Best Practices for RNA Oligonucleotide Synthesis, Deprotection, Desilylation, Purification, and QC

This article is a practical, end-to-end guide to chemical RNA oligo synthesis (solid‑phase phosphoramidite workflows), with an emphasis on 2′‑O‑TBDMS RNA. It is written for trained users operating automated synthesizers and standard downstream cleanup/purification workflows.

Safety note: Many steps involve corrosives/toxic reagents (strong acids, alkylamines, fluoride reagents such as TEA·3HF, etc.). Only trained personnel should perform these procedures using appropriate PPE and local safety/SDS requirements.

Quick Start Recommendations (Read This First)

1) Coupling strategy 

Start with double coupling early, then increase to 3× and 4× coupling later as the strand gets longer.

Why: even small drops in stepwise yield compound fast with length (Sproat reports typical stepwise coupling yields for TBDMS RNA around ~98.5–99% under good conditions).
A 60‑mer at 99% stepwise yield is only ~55% full‑length in theory—so you don’t save by under‑coupling; you pay for it in purity and yield.

Suggested coupling schedule:

  • 1–25 nt: 2× coupling (double couple every cycle)

  • 26–50 nt: 2× coupling, then begin 3× coupling for “difficult” positions (G, or known troublesome motifs)

  • 51–80 nt: 3× coupling for most cycles; optionally keep 2× for easy cycles if performance is excellent

  • 80+ nt: 3× coupling baseline, plus 4× coupling for the last ~10–20 additions (the portion most sensitive to cumulative failures)

Mechanically, “3×” or “4×” coupling means you repeat the coupling step multiple times before oxidation/capping—a standard approach used to increase effective coupling efficiency.

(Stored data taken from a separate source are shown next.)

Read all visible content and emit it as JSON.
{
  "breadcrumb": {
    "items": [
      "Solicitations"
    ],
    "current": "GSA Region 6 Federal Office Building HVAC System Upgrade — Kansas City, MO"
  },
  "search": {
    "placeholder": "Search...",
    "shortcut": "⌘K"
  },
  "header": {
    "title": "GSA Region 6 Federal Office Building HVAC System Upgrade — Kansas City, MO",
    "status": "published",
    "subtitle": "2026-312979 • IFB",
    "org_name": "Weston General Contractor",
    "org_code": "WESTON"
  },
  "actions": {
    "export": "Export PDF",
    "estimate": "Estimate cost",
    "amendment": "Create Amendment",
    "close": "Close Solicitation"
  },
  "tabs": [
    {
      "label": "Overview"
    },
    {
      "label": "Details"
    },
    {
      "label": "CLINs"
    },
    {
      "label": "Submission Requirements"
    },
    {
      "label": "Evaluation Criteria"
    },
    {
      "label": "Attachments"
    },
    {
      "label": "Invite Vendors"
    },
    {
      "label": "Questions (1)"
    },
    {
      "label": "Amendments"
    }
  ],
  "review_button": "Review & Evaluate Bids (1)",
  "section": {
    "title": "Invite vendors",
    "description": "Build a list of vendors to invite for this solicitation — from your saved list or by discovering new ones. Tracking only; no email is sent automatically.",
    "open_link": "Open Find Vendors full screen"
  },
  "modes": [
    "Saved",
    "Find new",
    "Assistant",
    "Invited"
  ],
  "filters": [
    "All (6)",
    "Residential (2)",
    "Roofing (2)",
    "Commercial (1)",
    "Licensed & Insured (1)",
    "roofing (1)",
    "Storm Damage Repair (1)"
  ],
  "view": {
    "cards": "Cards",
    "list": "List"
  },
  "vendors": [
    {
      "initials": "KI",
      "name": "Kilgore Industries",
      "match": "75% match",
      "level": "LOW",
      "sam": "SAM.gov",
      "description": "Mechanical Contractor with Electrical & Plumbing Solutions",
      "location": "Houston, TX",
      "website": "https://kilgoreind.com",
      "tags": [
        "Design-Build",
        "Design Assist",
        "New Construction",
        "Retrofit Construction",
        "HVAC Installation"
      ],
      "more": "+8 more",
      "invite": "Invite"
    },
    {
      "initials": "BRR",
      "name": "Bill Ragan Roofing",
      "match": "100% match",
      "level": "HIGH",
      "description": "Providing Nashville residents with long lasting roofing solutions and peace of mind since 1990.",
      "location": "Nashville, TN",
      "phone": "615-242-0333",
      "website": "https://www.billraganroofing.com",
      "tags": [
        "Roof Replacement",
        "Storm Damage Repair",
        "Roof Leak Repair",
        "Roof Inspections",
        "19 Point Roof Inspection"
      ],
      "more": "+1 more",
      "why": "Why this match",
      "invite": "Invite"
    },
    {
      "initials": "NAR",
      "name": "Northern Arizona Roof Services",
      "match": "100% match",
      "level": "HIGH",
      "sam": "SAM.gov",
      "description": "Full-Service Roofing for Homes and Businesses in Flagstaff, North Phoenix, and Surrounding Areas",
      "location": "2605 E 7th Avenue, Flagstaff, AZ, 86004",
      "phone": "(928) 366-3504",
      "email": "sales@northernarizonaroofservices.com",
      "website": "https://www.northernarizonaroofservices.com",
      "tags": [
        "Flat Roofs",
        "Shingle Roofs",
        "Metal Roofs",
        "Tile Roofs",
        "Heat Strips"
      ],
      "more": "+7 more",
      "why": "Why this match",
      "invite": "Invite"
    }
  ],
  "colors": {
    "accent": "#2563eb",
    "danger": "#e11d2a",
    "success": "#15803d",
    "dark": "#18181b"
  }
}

For longest RNA oligos, try alternatively protected RNA phosphoramidites (e.g., TOM, TC)

2) Use a strong activator

For TBDMS RNA, avoid weak/old activators and use strong activators (examples include ETT or BMT).

Glen Research also highlights that activator choice matters, a BTT (often excellent for RNA) and DCI (frequently favored for longer oligos and scale).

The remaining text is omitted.